Friday, January 28, 2011

Thanks to the Faith of the Woman Behind the Breakfast Counter

I woke up on the late side this morning and so I decided to grab my breakfast in the high school cafeteria during first period. As I waited my turn, an older woman slowly walked back and forth behind the counter, serving hungry teenagers, answering their questions, pouring their coffee. She was woefully outnumbered and it was clear the cafeteria was understaffed.

Finally, my turn came, just as two more cafeteria workers joined her behind the counter. As she prepared my eggs and sausage, I noticed a medallion pinned to her bright blue apron. When I asked her, she told me it was St. Gerard. "Is he your patron saint?" "Yes," she said. "That is beautiful," I told her.

Pressing further I asked: "Why is he your patron saint?"

"When I was a child I was sick and my mother gave this to me," she answered, pouring my coffee and putting my breakfast on a tray. After I paid her, she added "He is the patron saint of mothers, too."

I never knew anything about the short, often sad life of Saint Gerard Majella  until today. "Saint Gerard Majella is known as a Thaumaturge, a Saint who works miracles not just occasionally, but as a matter of course." Born 50 miles south of Naples during the 18th century, he became a lay Redemptorist brother at age 23. He was falsely accused by a pregnant woman of being the father of her child. He refused to defend himself. Later, the woman admitted she had lied. St. Gerard died of tuberculosis at age 29.

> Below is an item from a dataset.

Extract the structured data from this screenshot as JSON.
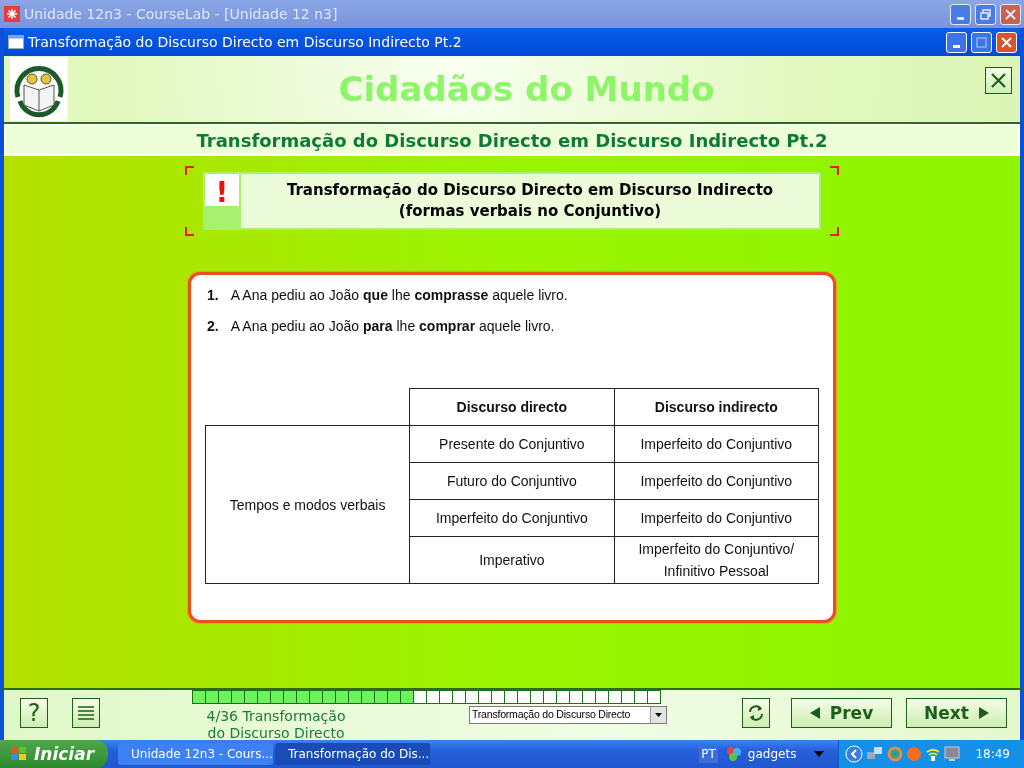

As I sat at a cafeteria table eating my breakfast, I contemplated how the patient woman behind the counter has spent years asking St. Gerard to pray for her. In her role as a cafeteria worker and in mine as a teacher, we both share a kind of maternal responsibility for the dozens of children in front of us each day. I hope to God I can learn to bear the challenge as calmly as she does.
 
O powerful and everlasting God, Who didst endow Thy faithful Servant Saint Gerard with an invincible patience in the midst of contradictions and persecutions, slanders and infirmities, and didst thereby make him an image of Thy suffering and crucified Son; grant, we beseech Thee, that fixing our eyes on the crucifix, as he did, we may through patience, atone for our sins and prove our love. Through Jesus Christ our Lord. Amen.